C:\>exiftool -P -overwrite_original -csv=temp.csv "Y:\!temp\x\y\test\Holiday photo 🌴.jpeg"
    1 image files updated

C:\>exiftool -G1 -a -s -Alldates "Y:\!temp\x\y\test\Holiday photo 🌴.jpeg"
[ExifIFD]       DateTimeOriginal                : 2024:10:31 12:00:00
[ExifIFD]       CreateDate                      : 2024:10:31 12:00:00
[IFD0]          ModifyDate                      : 2024:10:31 12:00:00

This StackOverflow post (https://stackoverflow.com/questions/40098771/changing-powershells-default-output-encoding-to-utf-8) talks about changing PowerShell's output to UTF-8
Title: Re: Working with UTF8BOM
Post by: Martin Z on October 31, 2024, 06:38:56 PM
Thanks for getting back to me @StarGeek!

Quote from: StarGeek on October 31, 2024, 06:11:28 PMAre you sure you're using UTF-8 BOM and not UTF-16 BOM? Powershell forces UTF-16 BOM when redirecting output with <, > or | (pipe).

Yep, I am setting utf8bom explictly, and using PowerShell's Export-CSV cmdlet...
Export-CSV -Encoding utf8BOM

I don't have MSYS2, however I used Notepad++ to verify the file formats...
• For the PowerShell-generated CSV, format: UTF-8-BOM
• For the EXIFtool-generated CSV (as a control), format: UTF-8

Thanks for the link to the PowerShell/UTF8 S/O post -- Think this is one of the key posts I used back in the day, as I actually implemented the default parameters technique it specifies 👍🏼
Title: Re: Working with UTF8BOM
Post by: StarGeek on October 31, 2024, 06:49:54 PM
Notepad++ is what I used to change the encoding on the test file. There isn't much I can help with because I can't replicate it. UTF-8 BOM works fine for me.
Title: Re: Working with UTF8BOM
Post by: Martin Z on October 31, 2024, 06:55:52 PM
Oh, so a UTF8BOM-encoded CSV works fine for you, in terms of reading SourceFile filenames?

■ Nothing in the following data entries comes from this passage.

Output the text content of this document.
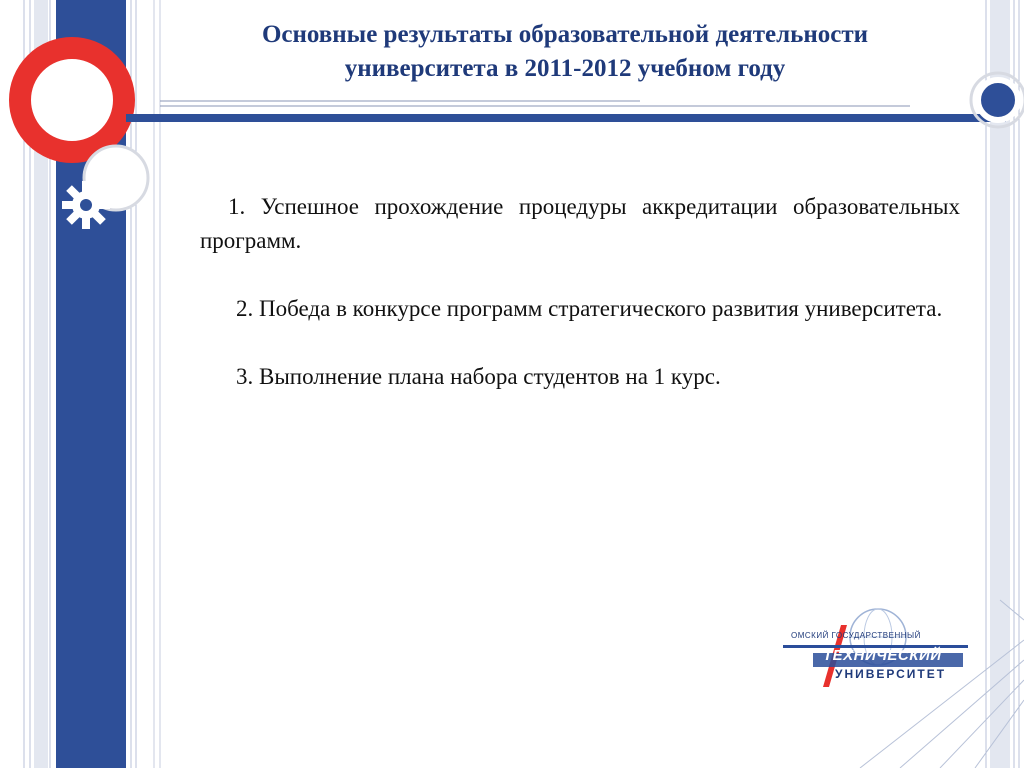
Основные результаты образовательной деятельности
университета в 2011-2012 учебном году

1. Успешное прохождение процедуры аккредитации образовательных программ.

2. Победа в конкурсе программ стратегического развития университета.

3. Выполнение плана набора студентов на 1 курс.

ОМСКИЙ ГОСУДАРСТВЕННЫЙ
ТЕХНИЧЕСКИЙ
УНИВЕРСИТЕТ
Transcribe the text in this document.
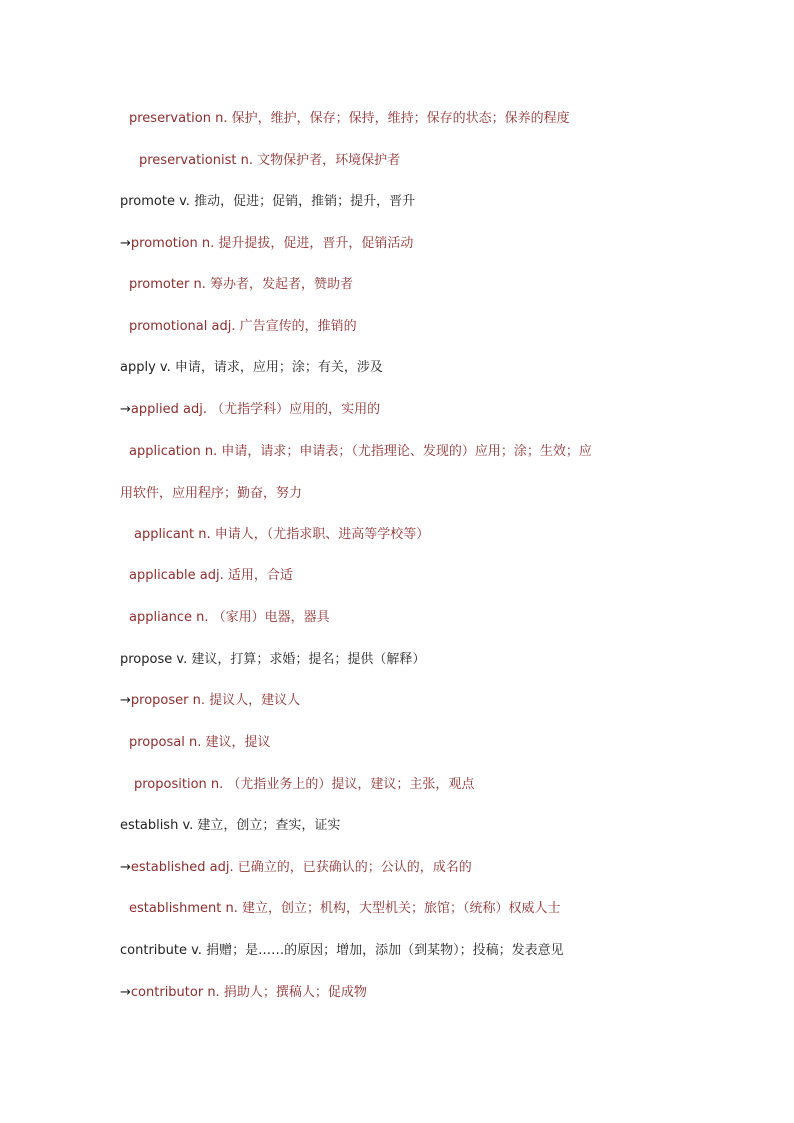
preservation n. 保护，维护，保存；保持，维持；保存的状态；保养的程度
preservationist n. 文物保护者，环境保护者
promote v. 推动，促进；促销，推销；提升，晋升
→promotion n. 提升提拔，促进，晋升，促销活动
promoter n. 筹办者，发起者，赞助者
promotional adj. 广告宣传的，推销的
apply v. 申请，请求，应用；涂；有关，涉及
→applied adj. （尤指学科）应用的，实用的
application n. 申请，请求；申请表；（尤指理论、发现的）应用；涂；生效；应
用软件，应用程序；勤奋，努力
applicant n. 申请人，（尤指求职、进高等学校等）
applicable adj. 适用，合适
appliance n. （家用）电器，器具
propose v. 建议，打算；求婚；提名；提供（解释）
→proposer n. 提议人，建议人
proposal n. 建议，提议
proposition n. （尤指业务上的）提议，建议；主张，观点
establish v. 建立，创立；查实，证实
→established adj. 已确立的，已获确认的；公认的，成名的
establishment n. 建立，创立；机构，大型机关；旅馆；（统称）权威人士
contribute v. 捐赠；是……的原因；增加，添加（到某物）；投稿；发表意见
→contributor n. 捐助人；撰稿人；促成物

Interesting?... OK, I am in the middle of something right now, but I will try and find a suitable sample file (some are massive) and upload it later tonight/tomorrow.

Cheers,
Martin
Title: Re: Working with UTF8BOM
Post by: FrankB on October 31, 2024, 07:02:46 PM
You could give this a try:
-Api WindowsWideFile=1 -charset filename=utf8
https://exiftool.org/forum/index.php?topic=16544.msg88936#msg88936 (https://exiftool.org/forum/index.php?topic=16544.msg88936#msg88936)
Title: Re: Working with UTF8BOM
Post by: Martin Z on October 31, 2024, 07:11:22 PM
Quote from: FrankB on October 31, 2024, 07:02:46 PMYou could give this a try: -Api WindowsWideFile=1

Thanks @FrankB, that seems to have solved it!
Title: Re: Working with UTF8BOM
Post by: FrankB on October 31, 2024, 07:21:39 PM
Glad it worked!
Title: Re: Working with UTF8BOM
Post by: StarGeek on October 31, 2024, 08:58:46 PM
Quote from: Martin Z on October 31, 2024, 06:55:52 PMOh, so a UTF8BOM-encoded CSV works fine for you, in terms of reading SourceFile filenames?

Yes, UTF-8 BOM worked correctly. See the CODE section in my post. I copied the name you gave and show what I did step by step.  The only way I got your response is when I switched to UTF-16 BOM.

Quote from: FrankB on October 31, 2024, 07:02:46 PMYou could give this a try:

I keep forgetting about that.